Philippines: New Police Chief Should Tackle Abuses; Action Needed on Torture, Extrajudicial Killings

News Release

Philippines: New Police Chief Should Tackle Abuses

Action Needed on Torture, Extrajudicial Killings

Manila — The Philippine National Police should hold to account all police officers responsible for human rights violations, Human Rights Watch said today in a letter to the police chief, Director General Ricardo Marquez. President Benigno Aquino III appointed Marquez to the position on July 14, 2015.

“Police chief Marquez has the opportunity to turn the Philippine National Police into a rights-respecting, professional organization,” said Phelim Kine, deputy Asia director at Human Rights Watch. “He has the duty and the responsibility to make sure that the national police meets its domestic and international human rights obligations.”

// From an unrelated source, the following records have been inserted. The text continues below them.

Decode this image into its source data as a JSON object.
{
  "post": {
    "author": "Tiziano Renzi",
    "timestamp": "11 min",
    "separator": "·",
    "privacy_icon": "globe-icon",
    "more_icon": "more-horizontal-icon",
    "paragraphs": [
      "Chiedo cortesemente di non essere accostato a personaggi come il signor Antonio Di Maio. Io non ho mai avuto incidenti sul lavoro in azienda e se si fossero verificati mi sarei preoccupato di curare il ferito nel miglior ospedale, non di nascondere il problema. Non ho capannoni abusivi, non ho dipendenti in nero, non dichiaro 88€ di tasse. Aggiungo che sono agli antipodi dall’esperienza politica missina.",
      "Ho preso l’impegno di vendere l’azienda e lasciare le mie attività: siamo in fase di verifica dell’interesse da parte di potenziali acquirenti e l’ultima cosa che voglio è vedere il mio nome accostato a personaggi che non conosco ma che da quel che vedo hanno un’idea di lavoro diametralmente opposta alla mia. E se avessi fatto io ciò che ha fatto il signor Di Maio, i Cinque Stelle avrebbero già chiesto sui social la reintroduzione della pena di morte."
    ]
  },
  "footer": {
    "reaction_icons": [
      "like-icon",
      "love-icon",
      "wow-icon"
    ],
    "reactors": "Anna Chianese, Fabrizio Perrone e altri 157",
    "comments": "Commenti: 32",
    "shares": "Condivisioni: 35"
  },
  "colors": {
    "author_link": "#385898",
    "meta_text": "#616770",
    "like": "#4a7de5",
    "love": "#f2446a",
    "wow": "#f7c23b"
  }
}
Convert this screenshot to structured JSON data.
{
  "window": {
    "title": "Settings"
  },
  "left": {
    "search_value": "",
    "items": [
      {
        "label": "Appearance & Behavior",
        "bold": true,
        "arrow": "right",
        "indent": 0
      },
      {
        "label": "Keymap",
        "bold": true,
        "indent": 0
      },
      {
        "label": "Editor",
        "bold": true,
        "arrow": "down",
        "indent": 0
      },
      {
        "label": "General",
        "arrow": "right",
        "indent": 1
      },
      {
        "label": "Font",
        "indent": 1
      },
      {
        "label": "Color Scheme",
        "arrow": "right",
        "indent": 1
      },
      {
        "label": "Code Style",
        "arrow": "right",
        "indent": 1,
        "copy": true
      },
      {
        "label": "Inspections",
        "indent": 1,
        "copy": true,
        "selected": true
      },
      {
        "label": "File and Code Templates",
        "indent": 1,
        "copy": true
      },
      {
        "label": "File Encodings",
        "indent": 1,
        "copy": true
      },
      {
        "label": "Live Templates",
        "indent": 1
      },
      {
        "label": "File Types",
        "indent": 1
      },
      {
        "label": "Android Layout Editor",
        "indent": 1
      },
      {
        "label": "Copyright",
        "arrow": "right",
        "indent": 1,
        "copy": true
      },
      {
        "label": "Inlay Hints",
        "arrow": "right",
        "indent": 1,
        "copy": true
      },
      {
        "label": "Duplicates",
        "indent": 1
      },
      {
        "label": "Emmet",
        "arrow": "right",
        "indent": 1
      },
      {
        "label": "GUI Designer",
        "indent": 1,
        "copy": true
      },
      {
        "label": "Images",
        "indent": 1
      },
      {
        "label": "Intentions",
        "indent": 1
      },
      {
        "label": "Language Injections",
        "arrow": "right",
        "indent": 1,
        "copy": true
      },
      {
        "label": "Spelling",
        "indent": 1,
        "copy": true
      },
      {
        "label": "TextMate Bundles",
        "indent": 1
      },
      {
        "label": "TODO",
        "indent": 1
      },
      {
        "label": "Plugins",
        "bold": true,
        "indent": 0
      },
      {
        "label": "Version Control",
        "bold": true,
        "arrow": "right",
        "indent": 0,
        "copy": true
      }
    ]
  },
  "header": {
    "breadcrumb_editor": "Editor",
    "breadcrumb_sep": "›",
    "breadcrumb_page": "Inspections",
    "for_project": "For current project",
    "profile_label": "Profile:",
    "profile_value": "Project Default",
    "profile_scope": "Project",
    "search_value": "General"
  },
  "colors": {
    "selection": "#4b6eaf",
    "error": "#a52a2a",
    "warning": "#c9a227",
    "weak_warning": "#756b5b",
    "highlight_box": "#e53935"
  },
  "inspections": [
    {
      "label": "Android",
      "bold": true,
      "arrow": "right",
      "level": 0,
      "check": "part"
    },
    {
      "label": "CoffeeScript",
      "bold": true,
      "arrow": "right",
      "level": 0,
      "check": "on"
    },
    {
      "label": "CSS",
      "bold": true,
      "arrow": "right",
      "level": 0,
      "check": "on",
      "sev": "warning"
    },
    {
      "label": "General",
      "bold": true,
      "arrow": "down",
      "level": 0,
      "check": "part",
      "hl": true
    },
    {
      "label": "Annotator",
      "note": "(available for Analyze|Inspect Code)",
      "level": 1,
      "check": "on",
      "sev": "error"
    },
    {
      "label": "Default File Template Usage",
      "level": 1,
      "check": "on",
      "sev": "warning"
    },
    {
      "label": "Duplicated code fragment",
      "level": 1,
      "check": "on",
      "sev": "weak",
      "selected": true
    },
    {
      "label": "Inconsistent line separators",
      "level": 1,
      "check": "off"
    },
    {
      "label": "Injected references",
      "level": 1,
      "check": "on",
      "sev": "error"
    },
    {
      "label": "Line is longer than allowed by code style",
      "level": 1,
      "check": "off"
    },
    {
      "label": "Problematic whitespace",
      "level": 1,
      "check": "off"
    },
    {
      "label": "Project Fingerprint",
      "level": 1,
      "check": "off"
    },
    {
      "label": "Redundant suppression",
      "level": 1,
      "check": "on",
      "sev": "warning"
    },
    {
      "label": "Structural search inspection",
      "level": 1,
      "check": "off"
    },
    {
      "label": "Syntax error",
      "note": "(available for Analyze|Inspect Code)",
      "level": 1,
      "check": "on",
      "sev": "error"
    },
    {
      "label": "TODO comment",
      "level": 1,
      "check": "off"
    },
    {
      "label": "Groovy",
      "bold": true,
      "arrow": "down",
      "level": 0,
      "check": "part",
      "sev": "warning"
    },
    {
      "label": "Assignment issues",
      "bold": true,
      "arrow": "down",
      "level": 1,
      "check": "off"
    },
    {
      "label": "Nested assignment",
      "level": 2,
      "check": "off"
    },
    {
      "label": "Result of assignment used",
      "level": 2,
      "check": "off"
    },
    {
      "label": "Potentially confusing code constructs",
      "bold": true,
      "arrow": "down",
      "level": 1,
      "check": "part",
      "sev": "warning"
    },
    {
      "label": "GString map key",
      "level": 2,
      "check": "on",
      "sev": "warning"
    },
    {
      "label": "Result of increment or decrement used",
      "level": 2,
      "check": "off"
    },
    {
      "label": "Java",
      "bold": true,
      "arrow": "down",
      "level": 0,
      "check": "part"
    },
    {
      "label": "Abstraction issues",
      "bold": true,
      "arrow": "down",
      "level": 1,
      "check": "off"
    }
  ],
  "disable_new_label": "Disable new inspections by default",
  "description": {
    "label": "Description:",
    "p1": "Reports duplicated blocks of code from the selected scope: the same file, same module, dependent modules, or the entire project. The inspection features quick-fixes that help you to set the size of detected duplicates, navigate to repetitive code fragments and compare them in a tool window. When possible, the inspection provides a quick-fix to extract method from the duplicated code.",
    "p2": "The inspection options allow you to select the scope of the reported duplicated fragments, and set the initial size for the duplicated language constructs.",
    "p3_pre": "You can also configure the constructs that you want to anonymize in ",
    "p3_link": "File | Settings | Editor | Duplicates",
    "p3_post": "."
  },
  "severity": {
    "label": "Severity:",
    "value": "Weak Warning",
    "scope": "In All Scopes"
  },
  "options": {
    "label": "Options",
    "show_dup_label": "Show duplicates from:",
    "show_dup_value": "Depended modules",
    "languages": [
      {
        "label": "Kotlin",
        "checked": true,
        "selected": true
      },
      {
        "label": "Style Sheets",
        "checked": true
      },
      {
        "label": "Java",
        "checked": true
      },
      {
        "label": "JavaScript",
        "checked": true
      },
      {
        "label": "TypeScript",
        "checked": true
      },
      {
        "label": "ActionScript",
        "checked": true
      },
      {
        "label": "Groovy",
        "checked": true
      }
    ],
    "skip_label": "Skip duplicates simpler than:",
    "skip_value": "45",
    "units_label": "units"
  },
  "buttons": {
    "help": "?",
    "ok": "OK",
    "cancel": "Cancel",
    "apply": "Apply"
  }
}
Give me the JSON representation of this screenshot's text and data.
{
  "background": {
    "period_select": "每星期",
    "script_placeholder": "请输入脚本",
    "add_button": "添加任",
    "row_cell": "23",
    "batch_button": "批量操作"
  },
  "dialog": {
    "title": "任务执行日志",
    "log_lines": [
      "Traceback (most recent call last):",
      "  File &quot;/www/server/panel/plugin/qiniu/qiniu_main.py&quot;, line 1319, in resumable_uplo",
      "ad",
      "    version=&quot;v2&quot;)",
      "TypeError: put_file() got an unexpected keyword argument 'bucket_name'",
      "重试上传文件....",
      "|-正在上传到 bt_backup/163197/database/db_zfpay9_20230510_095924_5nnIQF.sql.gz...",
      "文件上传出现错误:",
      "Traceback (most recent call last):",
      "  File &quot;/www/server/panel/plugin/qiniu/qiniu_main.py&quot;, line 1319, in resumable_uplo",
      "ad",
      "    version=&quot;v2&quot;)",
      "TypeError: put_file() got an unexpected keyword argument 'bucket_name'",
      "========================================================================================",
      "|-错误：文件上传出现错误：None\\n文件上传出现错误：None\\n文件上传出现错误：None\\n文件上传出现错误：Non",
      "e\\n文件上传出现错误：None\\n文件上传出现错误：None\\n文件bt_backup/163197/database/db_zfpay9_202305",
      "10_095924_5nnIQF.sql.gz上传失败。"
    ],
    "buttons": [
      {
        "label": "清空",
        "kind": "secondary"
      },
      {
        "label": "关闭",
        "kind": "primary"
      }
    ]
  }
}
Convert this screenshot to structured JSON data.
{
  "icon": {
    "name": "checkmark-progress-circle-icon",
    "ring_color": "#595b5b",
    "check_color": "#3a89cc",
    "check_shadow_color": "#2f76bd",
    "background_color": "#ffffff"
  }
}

Marquez should ensure prompt, transparent, and impartial investigations of alleged police abuses, and take appropriate action against those responsible, regardless of rank, Human Rights Watch said. National police personnel have long been implicated in numerous human rights violations includingtorture and extrajudicial killings.

Task Force Usig, created by the Philippine National Police in 2006 to investigate the extrajudicial killings of activists and journalists, has only secured 9 convictions out of the 181 cases it has documented since 2001. Marquez should direct the task force to improve its investigation and documentation of cases of alleged extrajudicial killings, Human Rights Watch said.  The task force should submit a regular – preferably monthly – progress report on the status of these cases.

Marquez should address the country’s epidemic of extrajudicial killings by acting on the recommendations of the May 2014 Human Rights Watch report on summary killings in Tagum City in Mindanao. Specific police officers assigned to the Tagum City police were identified as complicit in the operation and control of the so-called “Tagum Death Squad.” Marquez should reform the national police’s Human Rights Affairs Office, which has failed in its role as a monitor for police human rights violations.

“Marquez urgently needs to tackle the problem of rampant human rights abuses by the Philippine National Police,” Kine said. “It’s in his hands whether the police can transform itself from predator to protector of the people.”